Eh bien pour traverser, il y a plusieurs options : soit on prend le Matadi, et là, quand je parlais d'aventure tout à l'heure, le mot prend tout son sens. Le Matadi, c'est l'esprit du Congo en un bateau. Les photos parlent d'elles-mêmes, mais je vais les aider : une grande barge (qui a dû être un ferry dans les années 50) remplie à ras-bord de gens (et ras-bord veut vraiment dire ras-bord : les gens accrochés depuis l'extérieur au hublots, sur le toit, partout. Et quand le bateau arrive au beach, une bonne partie des passagers saute à la flotte, pour éviter les longues attentes à la douane, et surtout les équipes de douaniers qui n'aiment pas la contrebande...). En plus, une très grande partie des passagers constituée par des handicapés de Kinshasa. Pourquoi? me direz-vous. Et bien je vais vous répondre. C'est parce qu'à Kin, les handicapés sont exemptés de droits de douane pour tout ce qu'ils arrivent à prendre sur eux. Donc, ils ont de petits tricycles qu'ils font avancer avec un pédalier à main, et deux ou trois gars qui poussent. Les gars n'ont rien le droit de porter, mais ils peuvent pousser à loisir. Ce qui fait des handicapés les rois du beach de Kin, les meilleurs commerçants du fleuve, les pires contrebandiers de la frontière, et en conséquences de tous ces titres, la plus grosse mafia de RDC. Mafia au sens strict. Du coup, ils se font un peu "chicoter" par les policiers des beachs, c'est à dire que les flics ont des sortes de matraques du type tuyau d'arrosage, et qu'ils s'en servent. Mais c'est de bonne guerre.

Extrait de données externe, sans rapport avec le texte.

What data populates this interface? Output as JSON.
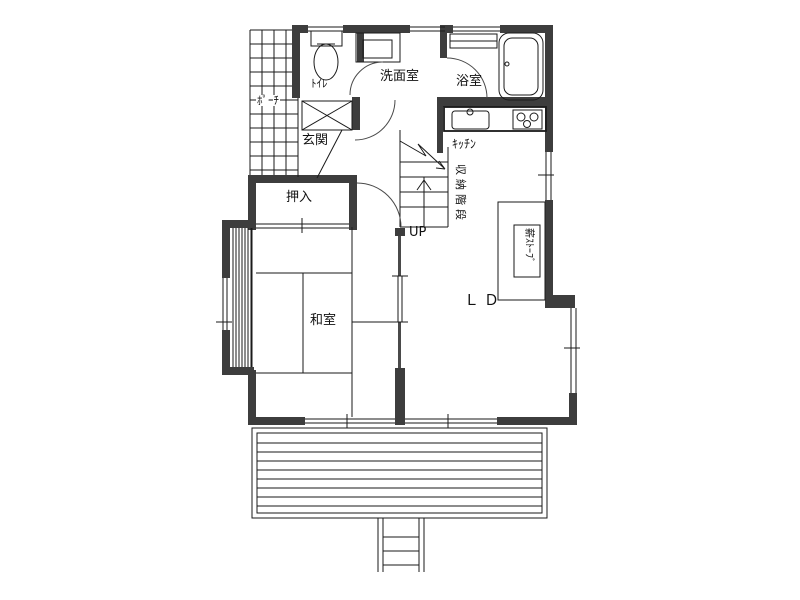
{
  "labels": {
    "porch": "ﾎﾟｰﾁ",
    "toilet": "ﾄｲﾚ",
    "washroom": "洗面室",
    "bathroom": "浴室",
    "entrance": "玄関",
    "closet": "押入",
    "japanese_room": "和室",
    "kitchen": "ｷｯﾁﾝ",
    "living_dining": "ＬＤ",
    "stairs_up": "UP",
    "storage_stairs": "収納階段",
    "wood_stove": "薪ｽﾄｰﾌﾞ"
  },
  "colors": {
    "wall": "#3d3d3d",
    "line": "#1a1a1a",
    "background": "#ffffff"
  }
}
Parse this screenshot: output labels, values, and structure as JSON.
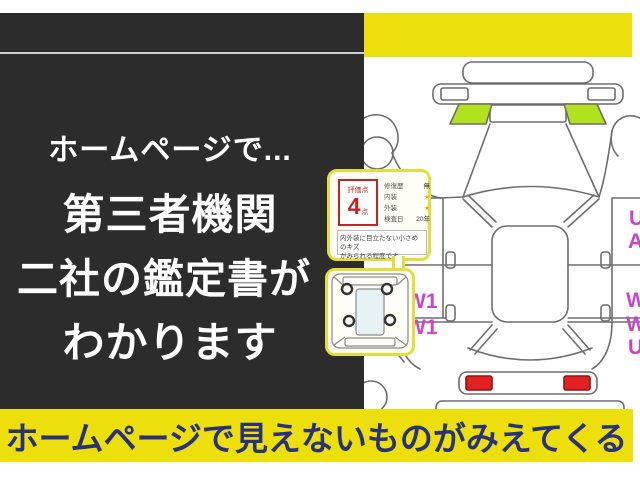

Pour ceux qui ont suivi jusque-là, vous vous souvenez que j'avais suggéré un moyen d'éviter le Matadi. Ce moyen, c'est le "canot privé", à savoir un petit hors-bord qui nous attend régulièrement à un beach ou un autre, avec un pilote, et on fait la traversée en 10mn, quand il faut probablement une heure avec le Matadi. Et encore, je ne vous parle pas des formalités frontalières : nous avons un "protocole" (un type qui passe sa journée à nous faciliter l'administration, les formalités de douane, à préparer les papier, et finalement à nous simplifier la vie), et du coup on ne passe que quelques secondes à passer de l'embarcadère à l'extérieur du port.

Ce qui est bien.

Enfin, j'ai mis dans la galerie quelques photos autres que celles du Matadi, mais je vais pas non plus faire des liens pour toutes les images. Vous êtes grands, prenez-vous en charge. Je vais essayer de mettre des photos de Kinshasa, mais c'est difficile d'en prendre parce que c'est de l'ordre du pas autorisé. Un peu comme l'interdit. En parlant de photos, je les prends avec une qualité assez pourrie, car c'est avec mon téléphone portable. C'est plus discret, et au moins ça prend pas beaucoup de place? A l'avenir, je vais essayer de plus prendre mon appareil photo normal. On verra.

J'avais encore d'autres trucs à dire, mais le post est déjà un peu long pour l'attention des lecteurs modernes (ah, la génération zapping !) donc ça sera pour une prochaine fois.